Yo y Shirley discutimos un poco. La poza era muy profunda, podríamos hacer una cuerda de doble anilla para poder bajar e investigar lo que había en la base.
Solamente yo iba a bajar, aunque había corrientes subterráneas, no se podía ser demasiado precavidos. Me puse un casco antitóxico, linterna, silbato y cuchillo de soldador. Escondí el calzador negro y los sellos del tesoro en mi ropa interior. Probar la firmeza de la cuerda para bajar, acordamos las señales de comunicación. Si encendía la linterna tres veces hacia arriba, los que estaban arriba se detendrían. Dos veces significarían que me subieran.
Para prevenir cualquier accidente, llevaba un silbato en caso de que no pudiera ver la luz de la linterna, entonces usaría el silbato para llamadas.

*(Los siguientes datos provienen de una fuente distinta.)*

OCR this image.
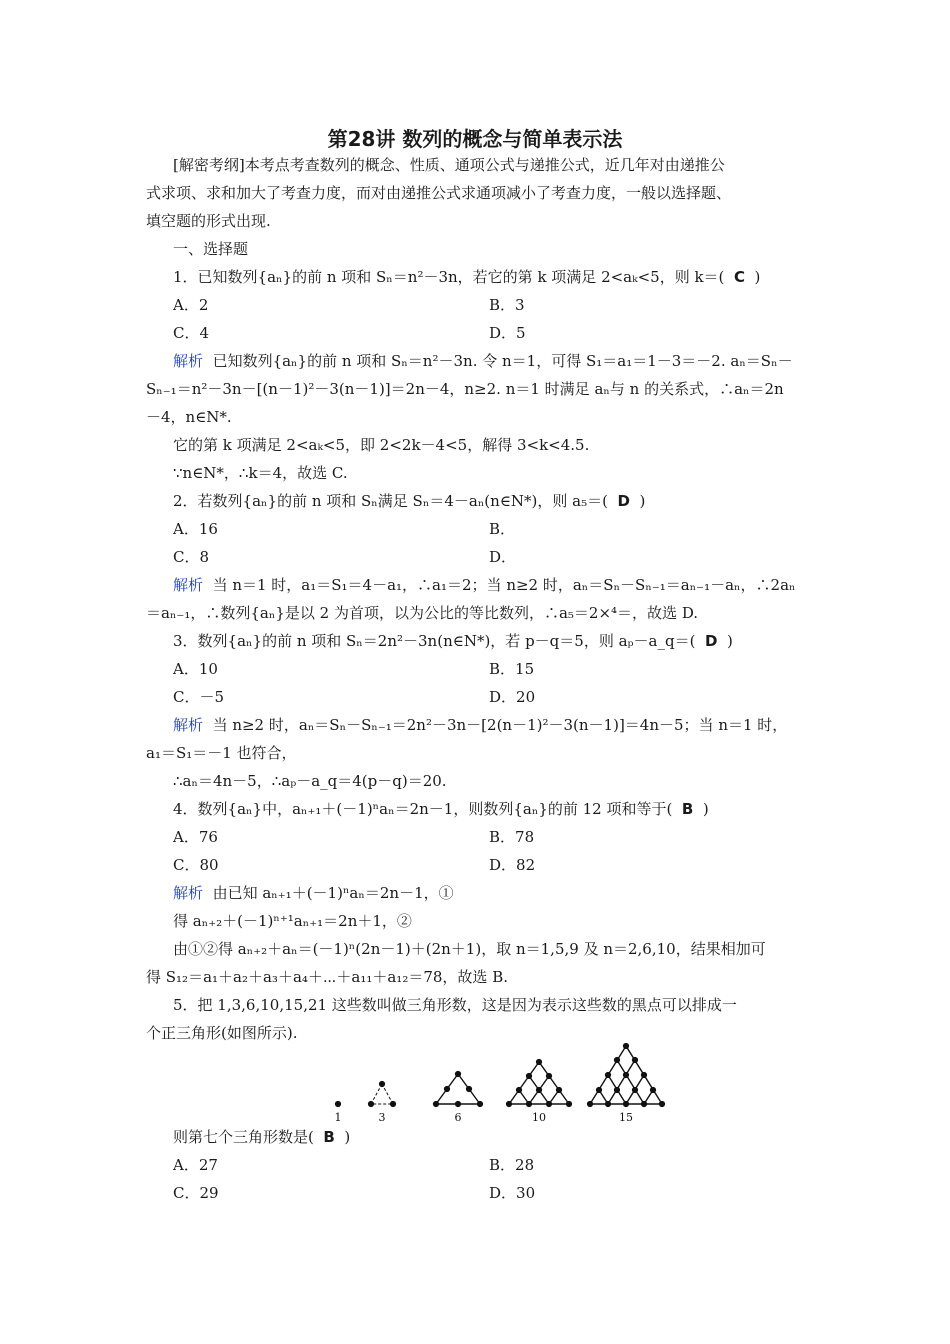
第28讲 数列的概念与简单表示法
[解密考纲]本考点考查数列的概念、性质、通项公式与递推公式，近几年对由递推公
式求项、求和加大了考查力度，而对由递推公式求通项减小了考查力度，一般以选择题、
填空题的形式出现.
一、选择题
1．已知数列{aₙ}的前 n 项和 Sₙ＝n²－3n，若它的第 k 项满足 2<aₖ<5，则 k＝( C )
A．2	B．3
C．4	D．5
解析 已知数列{aₙ}的前 n 项和 Sₙ＝n²－3n. 令 n＝1，可得 S₁＝a₁＝1－3＝－2. aₙ＝Sₙ－
Sₙ₋₁＝n²－3n－[(n－1)²－3(n－1)]＝2n－4，n≥2. n＝1 时满足 aₙ与 n 的关系式，∴aₙ＝2n
－4，n∈N*.
它的第 k 项满足 2<aₖ<5，即 2<2k－4<5，解得 3<k<4.5.
∵n∈N*，∴k＝4，故选 C.
2．若数列{aₙ}的前 n 项和 Sₙ满足 Sₙ＝4－aₙ(n∈N*)，则 a₅＝( D )
A．16	B．
C．8	D．
解析 当 n＝1 时，a₁＝S₁＝4－a₁，∴a₁＝2；当 n≥2 时，aₙ＝Sₙ－Sₙ₋₁＝aₙ₋₁－aₙ，∴2aₙ
＝aₙ₋₁，∴数列{aₙ}是以 2 为首项，以为公比的等比数列，∴a₅＝2×⁴＝，故选 D.
3．数列{aₙ}的前 n 项和 Sₙ＝2n²－3n(n∈N*)，若 p－q＝5，则 aₚ－a_q＝( D )
A．10	B．15
C．－5	D．20
解析 当 n≥2 时，aₙ＝Sₙ－Sₙ₋₁＝2n²－3n－[2(n－1)²－3(n－1)]＝4n－5；当 n＝1 时，
a₁＝S₁＝－1 也符合，
∴aₙ＝4n－5，∴aₚ－a_q＝4(p－q)＝20.
4．数列{aₙ}中，aₙ₊₁＋(－1)ⁿaₙ＝2n－1，则数列{aₙ}的前 12 项和等于( B )
A．76	B．78
C．80	D．82
解析 由已知 aₙ₊₁＋(－1)ⁿaₙ＝2n－1，①
得 aₙ₊₂＋(－1)ⁿ⁺¹aₙ₊₁＝2n＋1，②
由①②得 aₙ₊₂＋aₙ＝(－1)ⁿ(2n－1)＋(2n＋1)，取 n＝1,5,9 及 n＝2,6,10，结果相加可
得 S₁₂＝a₁＋a₂＋a₃＋a₄＋⋯＋a₁₁＋a₁₂＝78，故选 B.
5．把 1,3,6,10,15,21 这些数叫做三角形数，这是因为表示这些数的黑点可以排成一
个正三角形(如图所示).
1	3	6	10	15
则第七个三角形数是( B )
A．27	B．28
C．29	D．30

Arnold An ya había sido persuadido por Hao Guowei y Cui Jian. Los tres nos ayudaron a bajar la cuerda. Yo bajé poco a poco desde la poza.
Era noche, además del haz de luz de la linterna, todo alrededor era un círculo oscuro. No podía ver el borde de la poza, cada vez que descendía más se sentía muy frío, incluso con la ropa puesta, y el ambiente húmedo del pozo hacía que sintiera una frío que penetraba hasta los huesos.
La pared del pozo era lisa y no se podía poner un pie. Decían que esta antigua poza era más antigua que la ciudad de Xiye, incluso antes de que existiera la ciudad. De repente, sentí un viento frío, encendí la linterna y vi una puerta de piedra.
Concentré el haz de luz en la parte superior, luego toqué con el silbato. Aunque estaba cerca del borde de la poza, a unos quince metros, si gritaba se escucharía desde arriba. Llegué justo al nivel inferior de la puerta.
El viento venía por la rendija de la puerta, así que empujé con mis manos. La puerta parecía gruesa y no había candado ni seguro de piedra. Aunque la rendija era grande, no se movía fácilmente, necesitaría una destornilladora para abrir.
Cuando vi que no podía entrar, empecé a señalar dos veces, lo que hicieron para subirme. Les describí todo lo que había visto hasta ahora, el profesor Chen dijo: "Extraño, esto podría ser una cueva secreta, o algo así. ¿Dónde hay tumbas en las orillas de un pozo? Y además, tiene un camino tan oculto".
El gordo se ofreció voluntario: "No importa qué sea, es mejor ir a verlo que especular tanto. Cuando bajemos, yo abriré la puerta".
Respondí: "Prefiero no, subiría con una destornilladora en lugar de ti, eres demasiado pesado, si cortas el cable, nos meterás en problemas para sacarte del pozo".
Hicimos una cuerda como una escalera. Después de abrir la puerta, podríamos bajar fácilmente. Decidimos que cuatro de nosotros bajaran: Chen Profesor, Shirley y Saide Peng.
Fui yo quien bajó primero, con la destornilladora para abrir la puerta. Parecía que se había usado a menudo, ya que tenía una rendija grande, pero en los últimos siglos podría no haber sido abierta. Usé la cuerda como apoyo, me costó un poco abrir.
Detrás de la puerta estaba un corredor de ladrillos y piedra, amplio y bien arreglado, oscuro e insondable al fondo. Shirley nos dio unas pastillas para evitar la falta de oxígeno, luego se puso el casco antitóxico y entramos sin preocupaciones.
Avanzamos unos cincuenta metros por el corredor. Pasamos dos puertas de piedra consecutivas. La última estaba cerrada muy fuertemente, con dibujos de bestias desconocidas en la puerta y una piel de animal muerto pegada a las rendijas. Tuve que cortarla en pedazos para abrir.